BP control strategies that start with RAS inhibitors can prevent progression to overt nephropathy.
NEW ORLEANS—Microalbuminuria is a biomarker for vascular disease and warrants aggressive treatment, which may prevent progression to overt nephropathy and reduce the risk of cardiovascular events, said Debjani Mukherjee, MD, at the 23rd scientific meeting of the American Society of Hypertension.
The earliest clinical evidence of nephropathy is microalbuminuria. With aggressive BP management starting with inhibitors of the renin-angiotensin system (RAS), microalbuminuria is reversible and progression to overt nephropathy can be prevented.
“The greater the reduction in proteinuria, the greater the renoprotection,” said Dr. Mukherjee, assistant professor in the department of community health and family medicine at the University of Florida College of Medicine in Gainesville. CKD patients are also in the highest risk group for cardiovascular events, he said.
Microalbuminuria is associated with an approximate doubling of the risk of major cardiovascular events and all-cause mortality, and a tripling of the risk for hospitalization for congestive heart failure. It is at the stage of microalbuminuria when vascular disease is at a potentially treatable stage.
“Reduction in microalbuminuria should be a treatment goal in addition to achieving goal blood pressure,” said Dr. Mukherjee.
In the Losartan Intervention for Endpoint Reduction (LIFE) trial, patients with the greatest reduction in albuminuria had the lowest cardiovascular event rate (J Hypertens. 2004;22:1805-1811), he noted.
Goal BP in patients with renal disease is less than 130/80 mm Hg, and usually requires three or more drugs to achieve, he added.
According to the National Kidney Foundation practice guidelines, the progression to overt nephropathy can be prevented by angiotensin-converting enzyme (ACE) inhibitors and angiotensin receptor blockers (ARBs). The antiproteinuric effects of ACE inhibitors is greater in patients with higher levels of proteinuria. Diuretics may potentiate the effects of a RAS-blocking agent in nondiabetic kidney disease.
ACE inhibitors should be started in nondiabetic patients with hypertension and nephropathy.

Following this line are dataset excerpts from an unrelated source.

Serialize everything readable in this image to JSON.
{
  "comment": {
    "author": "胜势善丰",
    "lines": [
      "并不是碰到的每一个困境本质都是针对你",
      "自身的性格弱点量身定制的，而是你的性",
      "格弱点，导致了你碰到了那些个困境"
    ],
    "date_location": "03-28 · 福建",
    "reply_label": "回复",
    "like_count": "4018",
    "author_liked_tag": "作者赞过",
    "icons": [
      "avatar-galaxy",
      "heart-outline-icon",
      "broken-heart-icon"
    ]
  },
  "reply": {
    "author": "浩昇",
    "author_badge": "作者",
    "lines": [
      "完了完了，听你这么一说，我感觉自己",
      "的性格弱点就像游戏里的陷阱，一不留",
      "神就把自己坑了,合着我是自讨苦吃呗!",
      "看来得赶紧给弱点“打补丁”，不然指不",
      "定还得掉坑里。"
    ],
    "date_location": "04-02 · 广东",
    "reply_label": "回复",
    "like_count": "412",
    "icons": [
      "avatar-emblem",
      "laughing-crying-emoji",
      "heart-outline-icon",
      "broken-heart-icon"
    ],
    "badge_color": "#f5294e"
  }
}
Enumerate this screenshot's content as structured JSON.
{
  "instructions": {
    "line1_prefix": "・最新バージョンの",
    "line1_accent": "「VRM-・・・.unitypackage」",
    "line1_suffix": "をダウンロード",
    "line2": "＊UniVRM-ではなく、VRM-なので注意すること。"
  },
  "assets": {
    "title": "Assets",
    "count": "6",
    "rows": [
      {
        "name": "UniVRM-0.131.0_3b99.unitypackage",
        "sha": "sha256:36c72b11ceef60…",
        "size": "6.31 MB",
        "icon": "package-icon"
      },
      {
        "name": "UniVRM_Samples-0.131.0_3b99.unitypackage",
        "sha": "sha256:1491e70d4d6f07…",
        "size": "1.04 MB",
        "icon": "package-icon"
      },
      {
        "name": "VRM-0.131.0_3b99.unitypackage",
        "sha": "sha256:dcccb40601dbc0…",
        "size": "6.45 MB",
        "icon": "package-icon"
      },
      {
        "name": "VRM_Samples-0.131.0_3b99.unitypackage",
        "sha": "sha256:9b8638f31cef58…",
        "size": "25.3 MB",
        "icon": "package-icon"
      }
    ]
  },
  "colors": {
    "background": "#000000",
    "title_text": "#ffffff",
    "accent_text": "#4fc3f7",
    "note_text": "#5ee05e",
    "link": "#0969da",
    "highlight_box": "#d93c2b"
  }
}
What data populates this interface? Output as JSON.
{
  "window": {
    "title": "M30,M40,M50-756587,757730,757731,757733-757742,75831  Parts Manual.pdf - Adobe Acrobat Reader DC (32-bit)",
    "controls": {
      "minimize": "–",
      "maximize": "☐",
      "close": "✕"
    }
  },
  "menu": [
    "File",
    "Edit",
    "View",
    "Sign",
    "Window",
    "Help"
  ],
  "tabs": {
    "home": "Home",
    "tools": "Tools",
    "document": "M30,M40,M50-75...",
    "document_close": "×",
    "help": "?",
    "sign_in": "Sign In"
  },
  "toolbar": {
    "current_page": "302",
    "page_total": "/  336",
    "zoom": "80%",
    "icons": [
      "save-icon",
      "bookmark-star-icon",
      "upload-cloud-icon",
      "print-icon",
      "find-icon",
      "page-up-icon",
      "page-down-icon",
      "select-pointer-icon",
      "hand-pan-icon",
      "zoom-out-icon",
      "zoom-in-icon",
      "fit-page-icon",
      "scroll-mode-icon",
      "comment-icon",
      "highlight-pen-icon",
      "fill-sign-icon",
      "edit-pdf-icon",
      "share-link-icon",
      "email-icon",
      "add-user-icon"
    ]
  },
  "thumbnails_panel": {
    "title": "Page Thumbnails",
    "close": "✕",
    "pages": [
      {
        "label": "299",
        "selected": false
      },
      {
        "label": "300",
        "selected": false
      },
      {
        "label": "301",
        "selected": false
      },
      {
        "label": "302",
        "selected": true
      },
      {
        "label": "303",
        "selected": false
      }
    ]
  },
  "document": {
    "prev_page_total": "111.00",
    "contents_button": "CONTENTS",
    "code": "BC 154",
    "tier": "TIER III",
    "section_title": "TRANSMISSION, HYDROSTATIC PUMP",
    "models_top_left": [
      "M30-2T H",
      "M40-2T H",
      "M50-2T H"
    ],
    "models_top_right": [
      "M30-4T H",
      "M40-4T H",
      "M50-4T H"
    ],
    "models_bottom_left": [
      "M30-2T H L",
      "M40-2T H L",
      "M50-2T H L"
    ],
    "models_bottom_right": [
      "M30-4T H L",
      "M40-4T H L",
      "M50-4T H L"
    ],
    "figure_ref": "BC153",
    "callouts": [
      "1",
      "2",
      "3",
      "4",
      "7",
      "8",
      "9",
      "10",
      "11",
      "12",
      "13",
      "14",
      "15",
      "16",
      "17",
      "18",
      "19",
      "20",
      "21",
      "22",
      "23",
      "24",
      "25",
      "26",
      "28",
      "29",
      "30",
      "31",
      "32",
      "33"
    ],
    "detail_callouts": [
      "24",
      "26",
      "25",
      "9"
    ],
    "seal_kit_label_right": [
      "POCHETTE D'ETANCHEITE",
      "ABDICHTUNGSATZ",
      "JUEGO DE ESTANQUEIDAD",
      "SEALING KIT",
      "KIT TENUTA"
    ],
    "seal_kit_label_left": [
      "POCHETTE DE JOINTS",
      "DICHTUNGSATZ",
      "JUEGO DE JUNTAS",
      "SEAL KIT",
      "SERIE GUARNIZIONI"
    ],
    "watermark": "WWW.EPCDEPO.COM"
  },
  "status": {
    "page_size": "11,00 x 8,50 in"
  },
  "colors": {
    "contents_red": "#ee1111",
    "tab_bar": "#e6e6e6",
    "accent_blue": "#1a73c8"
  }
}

A meta-analysis of 11 randomized controlled trials found better BP control, lower urinary protein excretion, and a 30% reduction in the risk of kidney failure in patients randomized to treatment with ACE inhibitors (Ann Intern Med. 2001; 135:73-87).
Clinicians are often concerned about using ACE inhibitors in patients with advanced CKD for fear of increasing serum creatinine and serum potassium levels, noted Dr. Mukherjee. “ACE inhibitors are generally safe in patients with stage 4 CKD,” he said.
Benazepril was found to slow the progression of renal disease by 43% in nondiabetic patients with advanced CKD (N Engl J Med. 2006;354:131-140), and this benefit did not appear to be attributed to BP.
An acceptable rise in serum creatinine of as much as 35% above baseline is acceptable with ACE inhibitors or ARBs, and is not a reason to withhold treatment unless hyperkalemia develops, Dr. Mukherjee said. Avoid the use of nonsteroidal anti-inflammatory drugs, COX-2 inhibitors, and potassium-sparing diuretics if hyperkalemia develops with the use of ACE inhibitors or ARBs.
Add diuretics where applicable and continue the RAS-blocking drug if the potassium is 5 mEq/L or less, he advised. If the glomerular filtration rate (GFR) declines more than 30% from baseline within four weeks of starting therapy, look for other causes, he said.
If proteinuria persists despite ACE inhibitor therapy, dual RAS blockade may be indicated. Renal tissue ACE may not be inhibited by plasma concentrations of ACE inhibitors, he said, and renal angiotensin II is more completely suppressed when ARBs are added to ACE inhibitors. The combination of the two seems to reduce proteinuria more than either drug alone (Ann Intern Med. 2008;148:30-48).
With dual RAS blockade, decreased GFR and hyperkalemia are more frequent in CKD patients, he said.